Doctor concerned over language in Michigan abortion amendment

Michigan voters will soon decide if abortion should be protected by the state constitution.

The proposed amendment would overrule the prevailing 1931 law in Michigan that outlaws abortion without exception for rape or incest. Under that ban, providing non-life-saving abortions is prosecuted as manslaughter.  

As of now, abortion is legal in the state after Oakland County Judge Jacob James Cunningham upheld an injunction on the state's ban on the procedure last month. Depending on the result of the November election, that could change.

Dr. Michelle Monticello, who has been an obstetrician and gynecologist for 25 years, said she is concerned about the language in the amendment that references healthcare professionals rather than doctors.

"What kind of healthcare professional? Would it be a physician, a clinical nurse midwife, a nurse practitioner, people who are truly qualified to perform and counsel women about these procedures? Or would it include other types of healthcare professionals that perhaps don't have that same level of training?" she said.

Read more from a doctor who supposes the proposal here.

The amendment says the state may regulate abortion after fetal viability as long as it does not prohibit an abortion that is medically indicated to protect the life, physical health, or mental health of the pregnant individual.

Monticello is also concerned about this.

"This opens the door for many definitions. We're not talking about life-threatening conditions to the mother here.

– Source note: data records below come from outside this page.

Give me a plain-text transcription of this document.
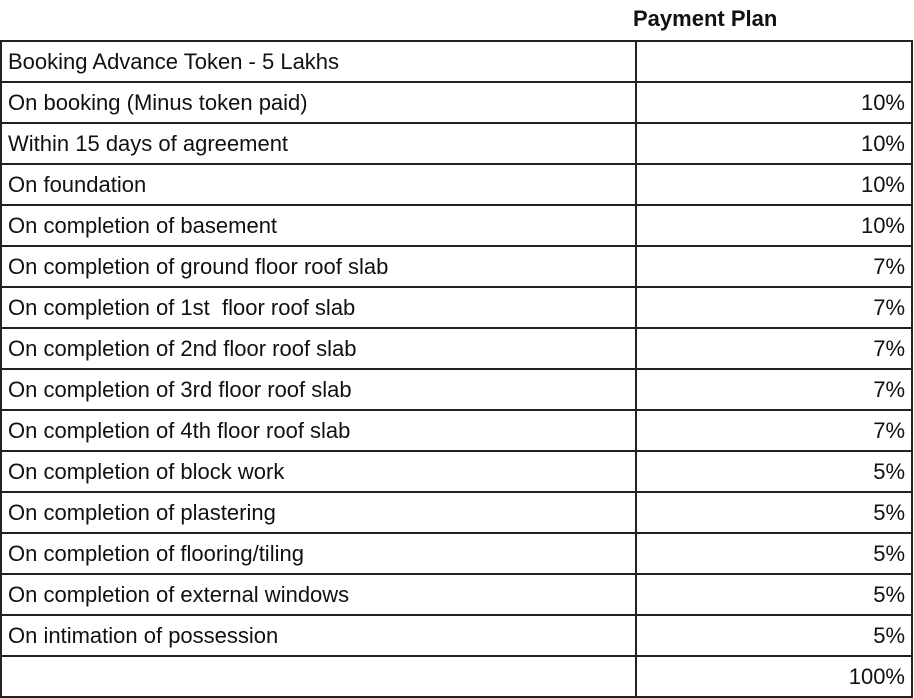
Payment Plan
Booking Advance Token - 5 Lakhs	
On booking (Minus token paid)	10%
Within 15 days of agreement	10%
On foundation	10%
On completion of basement	10%
On completion of ground floor roof slab	7%
On completion of 1st  floor roof slab	7%
On completion of 2nd floor roof slab	7%
On completion of 3rd floor roof slab	7%
On completion of 4th floor roof slab	7%
On completion of block work	5%
On completion of plastering	5%
On completion of flooring/tiling	5%
On completion of external windows	5%
On intimation of possession	5%
	100%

We're talking about other issues, perhaps low back pain, depression, anxiety, many common ailments that pregnant women face," she said.

These are conditions that Monticello says are treatable, and she doesn't think that treatment shouldn't be terminating a pregnancy in the second or third trimester.

"I have concerns that it may become an easy option for women if we're not careful with this wording," she said.

Another longtime obstetrician and gynecologist, Dr. Timothy Johnson, disagrees with that interpretation.

"That's not how physicians practice in the state of Michigan," he said. "I mean Roe allowed us to provide terminations of pregnancy up to 24 weeks, which is very far away from 40 weeks, which is delivery."

Monticello says the language in Proposal 3 is too vague to know for sure.

"I think we can safely work within the laws that are on our books in the state of Michigan to perhaps allow for caveats that can be decided by our representatives in Lansing," she said.